Nothing prepares you for becoming a manager of people; it happened to me aged just 23. My first job was selling advertising space for a then, little known magazine called Human Resources. I happened to be very good at selling, I was driven, articulate and incredibly tenacious. As it turns out, these are qualities that lend themselves to sales. I also had a secret weapon, I’m an introvert, which means listening is second nature. And so, with some excellent on the job training, I soon rose to the top of the leader board. After a couple of years, I was itching for a new challenge. 

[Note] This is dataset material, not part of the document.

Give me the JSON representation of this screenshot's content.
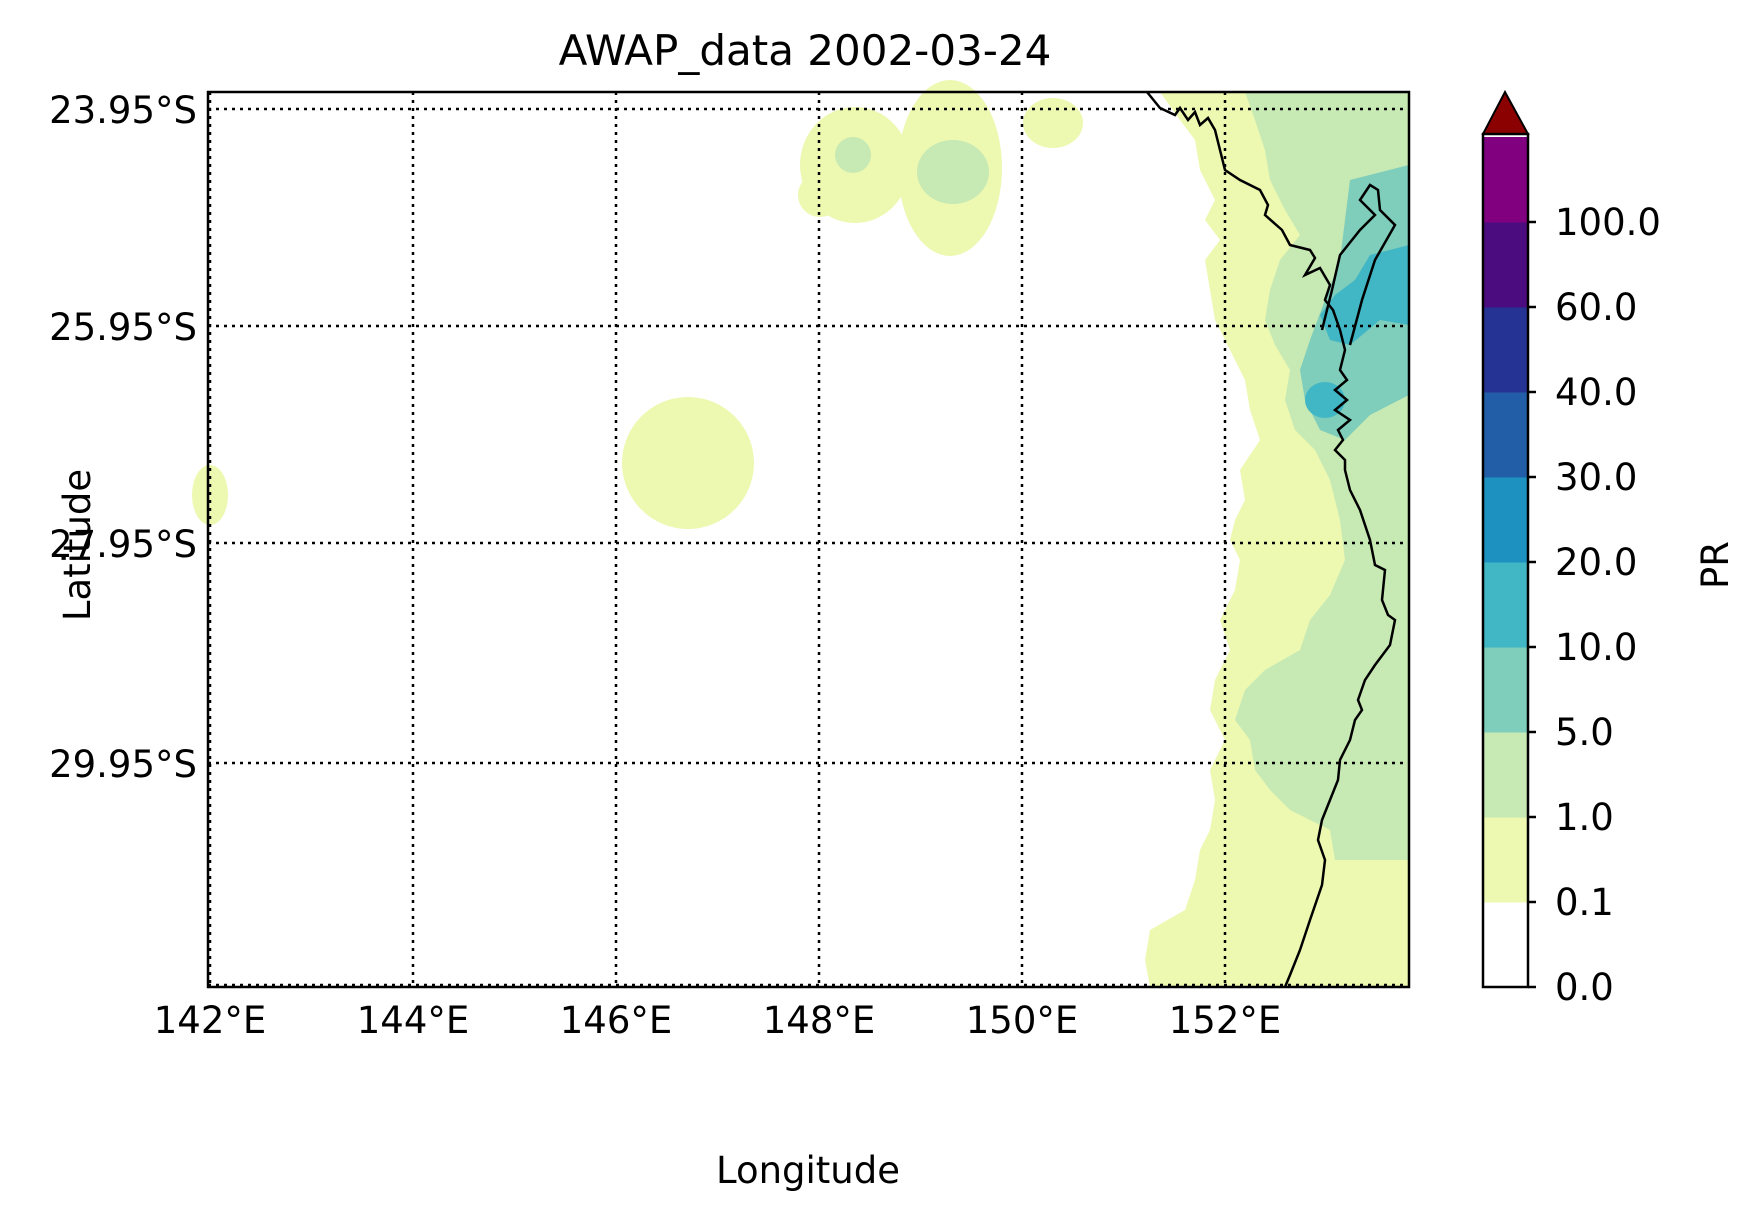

As is so often the case with people who excel in a particular job function, the only option was a vertical move, a promotion to advertising manager. Interestingly, I was never asked why I wanted to manage; I was never assessed in terms of my suitability or capability to manage people. There was no training and I was expected to keep making a personal revenue contribution, at the same levels as before. I was incredibly fortunate, both my deputy and my boss, were people-people. Adept at building trusted relationships and what I learnt from them, over the intervening years, was the power of humanity, together we created a winning culture. I am, to this day, incredibly grateful for that experience and their support.

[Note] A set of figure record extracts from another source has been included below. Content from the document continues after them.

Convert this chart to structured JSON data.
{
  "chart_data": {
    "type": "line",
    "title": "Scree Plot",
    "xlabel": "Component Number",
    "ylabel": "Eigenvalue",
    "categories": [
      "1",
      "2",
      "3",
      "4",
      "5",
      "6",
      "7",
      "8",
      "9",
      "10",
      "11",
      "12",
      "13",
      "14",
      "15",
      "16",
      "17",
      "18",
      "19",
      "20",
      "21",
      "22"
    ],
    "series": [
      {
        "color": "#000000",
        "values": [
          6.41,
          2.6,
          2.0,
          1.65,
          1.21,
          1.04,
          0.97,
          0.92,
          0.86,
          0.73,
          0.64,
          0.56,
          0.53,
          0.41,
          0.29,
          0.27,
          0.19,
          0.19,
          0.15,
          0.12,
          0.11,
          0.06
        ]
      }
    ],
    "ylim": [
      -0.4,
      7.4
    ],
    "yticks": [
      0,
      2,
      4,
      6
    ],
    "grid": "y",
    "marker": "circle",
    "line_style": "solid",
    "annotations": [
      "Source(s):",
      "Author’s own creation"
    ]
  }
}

So, what has my own experience taught me about developing brilliant managers? Three things come to mind, firstly; understanding the motivation to move into a manager role is crucial to being successful in the role. When you manage people, it’s not about “me” anymore; it’s about “we”. It took me some years to really understand and enact this mindset shift. Secondly, lateral moves are just as important as vertical moves when it comes to career development conversations. There are enormous untapped opportunities for people to develop high level, in-demand, human skills. We make the mistake that human skills are somehow innate and over promote people who simply aren’t ready. Effective communication and empathetic listening skills, are so often missing from a new managers repertoire. The good news, with intentional practice, you can increase your emotional intelligence muscle. Finally, we need to reconcile that the nature of competition itself has changed. Organisations are now competing for the best talent and the best ideas; what investors call the imagination premium. A manager’s ability to create a team climate where people can do their best thinking, is absolutely critical to delivering shareholder value. This is a far cry from the old school carrot and stick approach, that continues to prevail in so many organisations.